Looking at the F1 score, a score of 70% or higher is considered "good" in the industry. However, in this scenario where accuracy is extremely important because it involves legal answers, a score of 90-95% or higher is desirable.

It is not surprising that RoBERTa outperforms DistilBERT on both metrics because it is larger and is fine-tuned on the SQuAD2 dataset. DistilBERT is a compressed faster model and trades speed for accuracy. However, it would not be surprising if RoBERTa outperforms BERT as well because it is an optimized version of BERT due to improved pre-training methodology.

The fact that there is a significant gap between the EM and F1 scores indicates that often produce partially correct answers that don't exactly match the ground truth/golden answer.

This experiment could consider using a more forgiving evaluation metric that looks at semantic similarity and partial matches, but it made sense to use an industry standard metric at the start.

It is also important to consider that the QA models were trained on a variety of other datasets, like SQuAD, and my zero shot dataset may be harder to interpret since they involve legal language and are very domain specific. When evaluated on SQuAD, top models normally achieve scores of EM > 85 and F1 > 90. When evaluated using zero shot on out of domain datasets, scores tend to drop significantly. Therefore, it might be a good idea to consider fine-tuning RoBERTa on text extracted from zoning by-laws.

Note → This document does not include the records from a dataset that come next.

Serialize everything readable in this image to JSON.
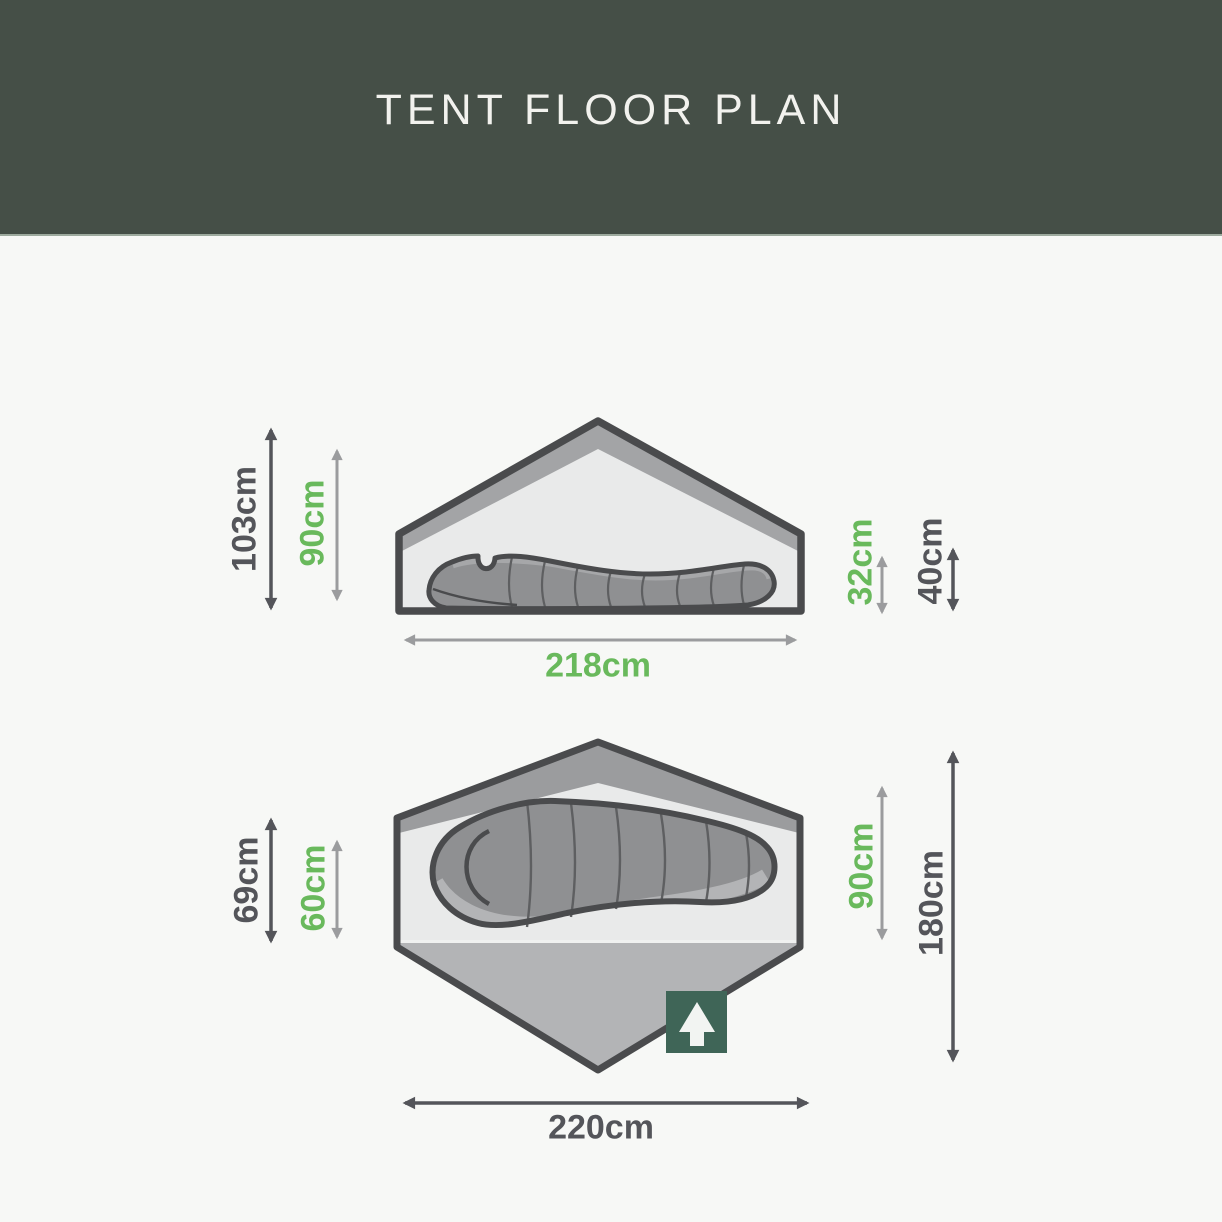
{
  "page": {
    "title": "TENT FLOOR PLAN",
    "background": "#f7f8f6",
    "header_background": "#454f47"
  },
  "colors": {
    "accent_green": "#69b95c",
    "dimension_dark": "#54555a",
    "dimension_gray": "#9b9c9e",
    "outline_dark": "#4a4b4d",
    "badge_green": "#3f6557",
    "tent_light_gray": "#e9eaea",
    "tent_band_gray": "#a3a4a6",
    "groundsheet_gray": "#b3b4b6"
  },
  "icons": {
    "entrance_arrow": "up-arrow-icon"
  },
  "side_view": {
    "outer_height": "103cm",
    "inner_height": "90cm",
    "inner_rear_height": "32cm",
    "outer_rear_height": "40cm",
    "outer_width": "218cm"
  },
  "floor_plan": {
    "outer_porch_depth": "69cm",
    "inner_porch_depth": "60cm",
    "inner_width": "90cm",
    "outer_length": "180cm",
    "outer_width": "220cm"
  }
}
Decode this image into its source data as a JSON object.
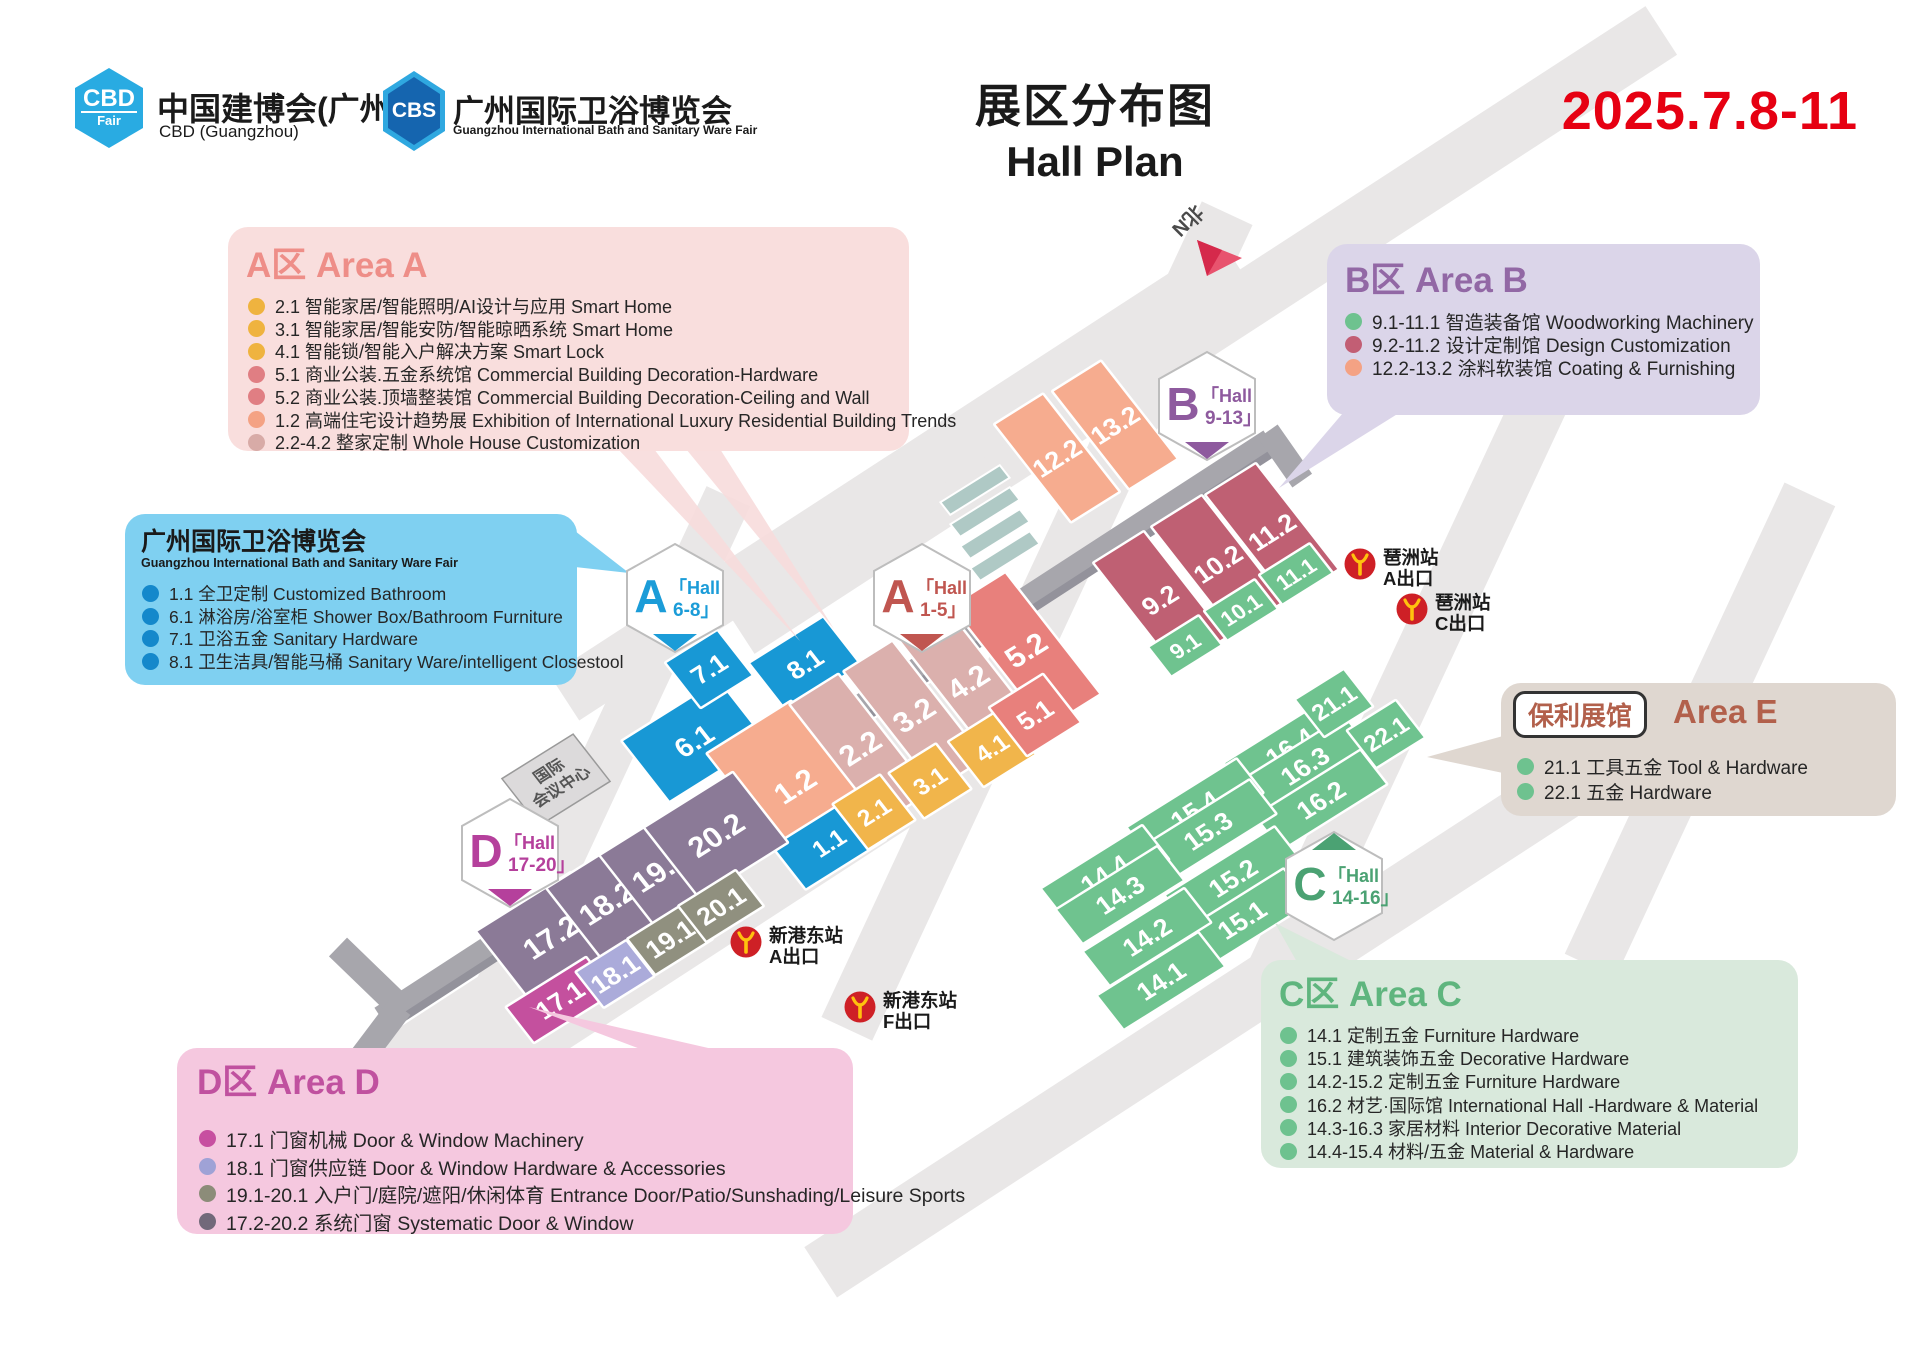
{
  "header": {
    "cbd_logo": {
      "top": "CBD",
      "bottom": "Fair"
    },
    "fair1": {
      "title": "中国建博会(广州)",
      "sub": "CBD (Guangzhou)"
    },
    "cbs_logo": "CBS",
    "fair2": {
      "title": "广州国际卫浴博览会",
      "sub": "Guangzhou International Bath and Sanitary Ware Fair"
    },
    "title": {
      "cn": "展区分布图",
      "en": "Hall Plan"
    },
    "date": "2025.7.8-11"
  },
  "legends": [
    {
      "id": "area-a",
      "title": "A区 Area A",
      "title_color": "#EE8E88",
      "bg": "#F9DEDD",
      "x": 228,
      "y": 227,
      "w": 681,
      "h": 224,
      "title_pos": {
        "x": 18,
        "y": 10,
        "size": 35
      },
      "rows": {
        "x": 20,
        "y0": 66,
        "step": 22.7,
        "size": 18
      },
      "items": [
        {
          "c": "#EFB33F",
          "t": "2.1 智能家居/智能照明/AI设计与应用 Smart Home"
        },
        {
          "c": "#EFB33F",
          "t": "3.1 智能家居/智能安防/智能晾晒系统 Smart Home"
        },
        {
          "c": "#EFB33F",
          "t": "4.1 智能锁/智能入户解决方案 Smart Lock"
        },
        {
          "c": "#E07E83",
          "t": "5.1 商业公装.五金系统馆 Commercial Building Decoration-Hardware"
        },
        {
          "c": "#E07E83",
          "t": "5.2 商业公装.顶墙整装馆 Commercial Building Decoration-Ceiling and Wall"
        },
        {
          "c": "#F4A284",
          "t": "1.2 高端住宅设计趋势展 Exhibition of International Luxury Residential Building Trends"
        },
        {
          "c": "#D8ABA7",
          "t": "2.2-4.2 整家定制 Whole House Customization"
        }
      ]
    },
    {
      "id": "bath-fair",
      "title": "广州国际卫浴博览会",
      "title_color": "#1A1A1A",
      "bg": "#7FD0F1",
      "x": 125,
      "y": 514,
      "w": 452,
      "h": 171,
      "title_pos": {
        "x": 16,
        "y": 8,
        "size": 25
      },
      "subtitle": {
        "t": "Guangzhou International Bath and Sanitary Ware Fair",
        "x": 16,
        "y": 42,
        "size": 12.5
      },
      "rows": {
        "x": 17,
        "y0": 67,
        "step": 22.7,
        "size": 17.5
      },
      "items": [
        {
          "c": "#1488CB",
          "t": "1.1 全卫定制 Customized Bathroom"
        },
        {
          "c": "#1488CB",
          "t": "6.1 淋浴房/浴室柜 Shower Box/Bathroom Furniture"
        },
        {
          "c": "#1488CB",
          "t": "7.1 卫浴五金 Sanitary Hardware"
        },
        {
          "c": "#1488CB",
          "t": "8.1 卫生洁具/智能马桶 Sanitary Ware/intelligent Closestool"
        }
      ]
    },
    {
      "id": "area-b",
      "title": "B区 Area B",
      "title_color": "#9268A5",
      "bg": "#DBD5E9",
      "x": 1327,
      "y": 244,
      "w": 433,
      "h": 171,
      "title_pos": {
        "x": 18,
        "y": 8,
        "size": 35
      },
      "rows": {
        "x": 18,
        "y0": 64,
        "step": 23.2,
        "size": 19
      },
      "items": [
        {
          "c": "#6EC28F",
          "t": "9.1-11.1 智造装备馆 Woodworking Machinery"
        },
        {
          "c": "#C25E74",
          "t": "9.2-11.2 设计定制馆 Design Customization"
        },
        {
          "c": "#F4A284",
          "t": "12.2-13.2 涂料软装馆 Coating & Furnishing"
        }
      ]
    },
    {
      "id": "area-e",
      "title": "Area E",
      "title_color": "#B2604B",
      "bg": "#DFD7D0",
      "x": 1501,
      "y": 683,
      "w": 395,
      "h": 133,
      "badge": {
        "t": "保利展馆",
        "x": 12,
        "y": 8,
        "size": 26
      },
      "title_pos": {
        "x": 172,
        "y": 10,
        "size": 33
      },
      "rows": {
        "x": 16,
        "y0": 70,
        "step": 25,
        "size": 19
      },
      "items": [
        {
          "c": "#6EC28F",
          "t": "21.1 工具五金 Tool & Hardware"
        },
        {
          "c": "#6EC28F",
          "t": "22.1 五金 Hardware"
        }
      ]
    },
    {
      "id": "area-c",
      "title": "C区 Area C",
      "title_color": "#5FB57E",
      "bg": "#D9E9DC",
      "x": 1261,
      "y": 960,
      "w": 537,
      "h": 208,
      "title_pos": {
        "x": 18,
        "y": 6,
        "size": 35
      },
      "rows": {
        "x": 19,
        "y0": 62,
        "step": 23.2,
        "size": 18
      },
      "items": [
        {
          "c": "#6EC28F",
          "t": "14.1 定制五金 Furniture Hardware"
        },
        {
          "c": "#6EC28F",
          "t": "15.1 建筑装饰五金 Decorative Hardware"
        },
        {
          "c": "#6EC28F",
          "t": "14.2-15.2 定制五金 Furniture Hardware"
        },
        {
          "c": "#6EC28F",
          "t": "16.2 材艺·国际馆 International Hall -Hardware & Material"
        },
        {
          "c": "#6EC28F",
          "t": "14.3-16.3 家居材料 Interior Decorative Material"
        },
        {
          "c": "#6EC28F",
          "t": "14.4-15.4 材料/五金 Material & Hardware"
        }
      ]
    },
    {
      "id": "area-d",
      "title": "D区 Area D",
      "title_color": "#C0519F",
      "bg": "#F5C8DF",
      "x": 177,
      "y": 1048,
      "w": 676,
      "h": 186,
      "title_pos": {
        "x": 20,
        "y": 6,
        "size": 35
      },
      "rows": {
        "x": 22,
        "y0": 76,
        "step": 27.5,
        "size": 19.5
      },
      "items": [
        {
          "c": "#C74FA0",
          "t": "17.1 门窗机械  Door & Window Machinery"
        },
        {
          "c": "#9FA2D6",
          "t": "18.1 门窗供应链  Door & Window Hardware & Accessories"
        },
        {
          "c": "#8C8C79",
          "t": "19.1-20.1 入户门/庭院/遮阳/休闲体育 Entrance Door/Patio/Sunshading/Leisure Sports"
        },
        {
          "c": "#72697A",
          "t": "17.2-20.2 系统门窗 Systematic Door & Window"
        }
      ]
    }
  ],
  "map": {
    "north_label": "北N",
    "convention": {
      "l1": "国际",
      "l2": "会议中心"
    },
    "badges": [
      {
        "letter": "A",
        "word": "「Hall",
        "range": "6-8」",
        "color": "#1B9CD8",
        "cx": 675,
        "cy": 598,
        "notch": "bottom"
      },
      {
        "letter": "A",
        "word": "「Hall",
        "range": "1-5」",
        "color": "#C05650",
        "cx": 922,
        "cy": 598,
        "notch": "bottom"
      },
      {
        "letter": "B",
        "word": "「Hall",
        "range": "9-13」",
        "color": "#8E5A9E",
        "cx": 1207,
        "cy": 406,
        "notch": "bottom"
      },
      {
        "letter": "C",
        "word": "「Hall",
        "range": "14-16」",
        "color": "#4BA273",
        "cx": 1334,
        "cy": 886,
        "notch": "top"
      },
      {
        "letter": "D",
        "word": "「Hall",
        "range": "17-20」",
        "color": "#B5409C",
        "cx": 510,
        "cy": 853,
        "notch": "bottom"
      }
    ],
    "halls": [
      {
        "label": "6.1",
        "color": "#1898D5",
        "cx": 694,
        "cy": 741,
        "p": 115,
        "q": 78,
        "fs": 28
      },
      {
        "label": "7.1",
        "color": "#1898D5",
        "cx": 709,
        "cy": 669,
        "p": 62,
        "q": 58,
        "fs": 26
      },
      {
        "label": "8.1",
        "color": "#1898D5",
        "cx": 805,
        "cy": 664,
        "p": 88,
        "q": 62,
        "fs": 26
      },
      {
        "label": "12.2",
        "color": "#F6AC8F",
        "cx": 1057,
        "cy": 458,
        "p": 58,
        "q": 125,
        "fs": 26
      },
      {
        "label": "13.2",
        "color": "#F6AC8F",
        "cx": 1115,
        "cy": 425,
        "p": 58,
        "q": 125,
        "fs": 26
      },
      {
        "label": "1.2",
        "color": "#F6AC8F",
        "cx": 795,
        "cy": 786,
        "p": 100,
        "q": 150,
        "fs": 30
      },
      {
        "label": "1.1",
        "color": "#1898D5",
        "cx": 829,
        "cy": 843,
        "p": 95,
        "q": 55,
        "fs": 24
      },
      {
        "label": "2.2",
        "color": "#DBB0AD",
        "cx": 860,
        "cy": 748,
        "p": 58,
        "q": 150,
        "fs": 30
      },
      {
        "label": "3.2",
        "color": "#DBB0AD",
        "cx": 914,
        "cy": 715,
        "p": 58,
        "q": 150,
        "fs": 30
      },
      {
        "label": "4.2",
        "color": "#DBB0AD",
        "cx": 968,
        "cy": 682,
        "p": 58,
        "q": 150,
        "fs": 30
      },
      {
        "label": "5.2",
        "color": "#E8807C",
        "cx": 1026,
        "cy": 650,
        "p": 64,
        "q": 155,
        "fs": 30
      },
      {
        "label": "2.1",
        "color": "#F1B54B",
        "cx": 874,
        "cy": 812,
        "p": 56,
        "q": 58,
        "fs": 24
      },
      {
        "label": "3.1",
        "color": "#F1B54B",
        "cx": 930,
        "cy": 781,
        "p": 56,
        "q": 58,
        "fs": 24
      },
      {
        "label": "4.1",
        "color": "#F1B54B",
        "cx": 992,
        "cy": 748,
        "p": 62,
        "q": 58,
        "fs": 24
      },
      {
        "label": "5.1",
        "color": "#E8807C",
        "cx": 1035,
        "cy": 715,
        "p": 64,
        "q": 62,
        "fs": 26
      },
      {
        "label": "9.2",
        "color": "#BF6073",
        "cx": 1160,
        "cy": 600,
        "p": 60,
        "q": 135,
        "fs": 26
      },
      {
        "label": "10.2",
        "color": "#BF6073",
        "cx": 1218,
        "cy": 564,
        "p": 60,
        "q": 135,
        "fs": 26
      },
      {
        "label": "11.2",
        "color": "#BF6073",
        "cx": 1272,
        "cy": 532,
        "p": 60,
        "q": 135,
        "fs": 26
      },
      {
        "label": "9.1",
        "color": "#6FC38F",
        "cx": 1185,
        "cy": 646,
        "p": 60,
        "q": 38,
        "fs": 22
      },
      {
        "label": "10.1",
        "color": "#6FC38F",
        "cx": 1241,
        "cy": 610,
        "p": 60,
        "q": 38,
        "fs": 22
      },
      {
        "label": "11.1",
        "color": "#6FC38F",
        "cx": 1296,
        "cy": 574,
        "p": 60,
        "q": 38,
        "fs": 22
      },
      {
        "label": "16.4",
        "color": "#6FC38F",
        "cx": 1290,
        "cy": 747,
        "p": 125,
        "q": 44,
        "fs": 26
      },
      {
        "label": "16.3",
        "color": "#6FC38F",
        "cx": 1305,
        "cy": 766,
        "p": 125,
        "q": 44,
        "fs": 26
      },
      {
        "label": "16.2",
        "color": "#6FC38F",
        "cx": 1321,
        "cy": 800,
        "p": 125,
        "q": 44,
        "fs": 26
      },
      {
        "label": "15.4",
        "color": "#6FC38F",
        "cx": 1195,
        "cy": 810,
        "p": 130,
        "q": 44,
        "fs": 26
      },
      {
        "label": "15.3",
        "color": "#6FC38F",
        "cx": 1208,
        "cy": 831,
        "p": 130,
        "q": 44,
        "fs": 26
      },
      {
        "label": "15.2",
        "color": "#6FC38F",
        "cx": 1233,
        "cy": 878,
        "p": 130,
        "q": 44,
        "fs": 26
      },
      {
        "label": "15.1",
        "color": "#6FC38F",
        "cx": 1242,
        "cy": 920,
        "p": 130,
        "q": 44,
        "fs": 26
      },
      {
        "label": "14.4",
        "color": "#6FC38F",
        "cx": 1105,
        "cy": 874,
        "p": 120,
        "q": 44,
        "fs": 26
      },
      {
        "label": "14.3",
        "color": "#6FC38F",
        "cx": 1120,
        "cy": 895,
        "p": 120,
        "q": 44,
        "fs": 26
      },
      {
        "label": "14.2",
        "color": "#6FC38F",
        "cx": 1147,
        "cy": 937,
        "p": 120,
        "q": 44,
        "fs": 26
      },
      {
        "label": "14.1",
        "color": "#6FC38F",
        "cx": 1161,
        "cy": 981,
        "p": 120,
        "q": 44,
        "fs": 26
      },
      {
        "label": "21.1",
        "color": "#6FC38F",
        "cx": 1334,
        "cy": 703,
        "p": 58,
        "q": 48,
        "fs": 24
      },
      {
        "label": "22.1",
        "color": "#6FC38F",
        "cx": 1386,
        "cy": 734,
        "p": 58,
        "q": 48,
        "fs": 24
      },
      {
        "label": "17.2",
        "color": "#8B7A97",
        "cx": 551,
        "cy": 937,
        "p": 112,
        "q": 90,
        "fs": 30
      },
      {
        "label": "18.2",
        "color": "#8B7A97",
        "cx": 607,
        "cy": 903,
        "p": 78,
        "q": 90,
        "fs": 30
      },
      {
        "label": "19.2",
        "color": "#8B7A97",
        "cx": 660,
        "cy": 870,
        "p": 78,
        "q": 90,
        "fs": 30
      },
      {
        "label": "20.2",
        "color": "#8B7A97",
        "cx": 716,
        "cy": 835,
        "p": 105,
        "q": 90,
        "fs": 30
      },
      {
        "label": "17.1",
        "color": "#C4509E",
        "cx": 560,
        "cy": 1000,
        "p": 95,
        "q": 46,
        "fs": 26
      },
      {
        "label": "18.1",
        "color": "#ABABDA",
        "cx": 615,
        "cy": 974,
        "p": 60,
        "q": 46,
        "fs": 26
      },
      {
        "label": "19.1",
        "color": "#90907F",
        "cx": 670,
        "cy": 939,
        "p": 68,
        "q": 46,
        "fs": 26
      },
      {
        "label": "20.1",
        "color": "#90907F",
        "cx": 721,
        "cy": 906,
        "p": 68,
        "q": 46,
        "fs": 26
      }
    ],
    "metros": [
      {
        "station": "琶洲站",
        "exit": "A出口",
        "x": 1360,
        "y": 564
      },
      {
        "station": "琶洲站",
        "exit": "C出口",
        "x": 1412,
        "y": 609
      },
      {
        "station": "新港东站",
        "exit": "A出口",
        "x": 746,
        "y": 942
      },
      {
        "station": "新港东站",
        "exit": "F出口",
        "x": 860,
        "y": 1007
      }
    ]
  }
}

### Lessons Learned and Improvements

* Consider fine-tuning RoBERTa on text extracted from zoning by-laws.
* Consider doing a cross-model evaluation exercise on other types of model architectures like Longformer and generative LLMs that are designed for processing long documents. RoBERTa has a maximum token size of 512 tokens, which is not that great when working with long legal documents like zoning by-laws. Since a pipeline has been developed to extract answers from zoning text snippets in the [Claude LLM API Pipeline Project](https://github.com/JoT8ng/zoning-extraction-pipelines/blob/main/llm_api_pipeline/src/README.md), consider evaluating the model's accuracy to compare with others.
* Compared to fine-tuning a DistilBERT model, consider exploring alternative methods like OCR (optical character recognition). Using an OCR model may be more efficient although the results would have to be double checked and post-processing of the data is required.